Por la misma época llegó Terminator 2: El día del juicio final. Ningún niño que haya sido expuesto al legendario film por un padre fanático de las películas de acción la olvidó. Entre los varones de 25 y 30 años tiene un estatus mítico. Es difícil olvidar al implacable robot asesino de metal líquido modelo T-1000 de Cyberdine. O esa apertura, con Schwarzenegger en culo entrando a un bar de motoqueros mientras sonaba Bad to the Bone de ZZ Top.
Pero lo que realmente le voló los sesos a esa generación fue la idea de Skynet: un software de defensa que se vuelve consciente de sí a los cinco minutos de ser prendido, y en respuesta a ser apagado desata un apocalipsis nuclear. Los sobrevivientes del holocausto son perseguidos y exterminados por una nueva generación de robots asesinos creados por Skynet. No se dudó un segundo de que el futuro sería así, que se trataría de sobrevivir a una guerra con los robots. John Connor fue el profeta. El éxito y la vigencia de la película se basó en que llevó al público mainstream el temor a ser reemplazado por una tecnología creada por sus propias víctimas.
Desde entonces se impusieron dos miradas sobre la robótica. Una de confianza y otra de desconfianza, los polos entre los cuales oscila el péndulo de la aceptación de la tecnología en la vida humana. La función de los robots se comprende dentro de esos extremos: cooperar con la Humanidad para sortear sus propias limitaciones y construir un mundo mejor o ser los artífices del reemplazo de la especie y sellar la extinción humana.
Un robot es una máquina diseñada para reemplazar tareas humanas que combina elementos mecánicos, electrónicos e informáticos para realizar tareas en forma automática. El robot por excelencia es el brazo mecánico, y no por un capricho sino porque es por lejos el miembro más versátil del cuerpo humano. El brazo tiene articulaciones (cintura, hombro, codo, muñeca y dedos) y cuenta con seis grados de libertad de movimiento: adelante/atrás, arriba/abajo, izquierda/derecha, cabecear (pitch), guiñar (yaw), rodar (roll). Los circuitos electrónicos ejecutan las ordenes del controlador y de los sensores que toman información del ambiente para que el robot sepa dónde está y cómo es el objeto con el cual va a interactuar. El controlador es un microprocesador que corre un software que indica la tarea a realizar. Un robot entonces es una pieza integrada de sensores, circuitos, sistemas de control y mecánica, que permite suplir una tarea humana.

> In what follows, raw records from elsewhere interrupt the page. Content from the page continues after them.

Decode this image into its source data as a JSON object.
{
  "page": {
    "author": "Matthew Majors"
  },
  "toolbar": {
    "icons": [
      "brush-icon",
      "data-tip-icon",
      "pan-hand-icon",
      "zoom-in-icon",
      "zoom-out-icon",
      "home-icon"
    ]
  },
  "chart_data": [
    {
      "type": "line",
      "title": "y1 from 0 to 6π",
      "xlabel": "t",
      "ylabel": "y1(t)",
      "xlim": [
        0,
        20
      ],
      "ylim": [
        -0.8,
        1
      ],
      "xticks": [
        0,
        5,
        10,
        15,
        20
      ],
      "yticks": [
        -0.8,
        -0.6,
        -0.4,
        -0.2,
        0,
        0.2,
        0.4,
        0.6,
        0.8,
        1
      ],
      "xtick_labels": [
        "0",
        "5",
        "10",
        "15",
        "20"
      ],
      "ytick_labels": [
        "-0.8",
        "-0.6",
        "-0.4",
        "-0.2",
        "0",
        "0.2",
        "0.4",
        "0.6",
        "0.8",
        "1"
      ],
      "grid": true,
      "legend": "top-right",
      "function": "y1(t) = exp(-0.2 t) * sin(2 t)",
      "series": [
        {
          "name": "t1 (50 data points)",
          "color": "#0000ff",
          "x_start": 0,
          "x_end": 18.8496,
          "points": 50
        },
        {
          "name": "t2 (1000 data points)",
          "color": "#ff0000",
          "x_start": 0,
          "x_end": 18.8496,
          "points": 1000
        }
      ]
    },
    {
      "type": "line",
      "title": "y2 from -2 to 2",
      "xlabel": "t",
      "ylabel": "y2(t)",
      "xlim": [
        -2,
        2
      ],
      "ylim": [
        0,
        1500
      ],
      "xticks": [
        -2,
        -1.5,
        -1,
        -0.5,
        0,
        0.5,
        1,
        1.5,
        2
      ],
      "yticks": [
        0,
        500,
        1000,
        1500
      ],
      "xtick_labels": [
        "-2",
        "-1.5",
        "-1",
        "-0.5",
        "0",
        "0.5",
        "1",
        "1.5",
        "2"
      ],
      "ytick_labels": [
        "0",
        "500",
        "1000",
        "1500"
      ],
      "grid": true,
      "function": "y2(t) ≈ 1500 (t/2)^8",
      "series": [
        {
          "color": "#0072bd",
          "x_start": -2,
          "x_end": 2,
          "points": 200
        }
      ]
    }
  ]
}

En 1959, los ingenieros yanquis Joseph Engelberger y George Devol fundaron Unimation (acrónimo de Universal Automation Inc.), la primera empresa dedicada a la fabricación de robots. En 1961 instalaron su buque insignia, el Unimate, en la cadena de montaje de General Motors. Ocho años más tarde, General Motors creó la primera planta automatizada del mundo, duplicó la cantidad de autos fabricados por hora y revolucionó la industria automotriz.
Pero el robot inmediatamente se convirtió en objeto de consumo y fetiche pop, y más durante la década del ‘90, con el auge de la televisión por cable y las videocaseteras: Mazinger Z, Grandizer, Voltron y Daltanias acompañaban las tardes de dibujos animados. Estos robots, a diferencia de Terminator, eran la herramienta primordial para garantizar la supervivencia del hombre. Todos estas series pertenecían al género de robots gigantes, en el que los humanos pilotean máquinas de 30 metros para luchar contra monstruos gigantes. Fueron el germen de otro icono generacional, los Power Rangers y su inolvidable Megazord, un robot gigante que se formaba cuando se ensamblaban cinco robots mecánicos con formas de animales prehistóricos.
En otros clásicos noventosos como Los Centuriones o Los Halcones Galácticos, la máquina era una extensión del cuerpo humano o bien funcionaba como armadura y exoesqueleto. Dos películas estrenadas en 2014 como Elysium o Edge of Tomorrow continuaron y actualizaron este legado de hombre integrado a la máquina.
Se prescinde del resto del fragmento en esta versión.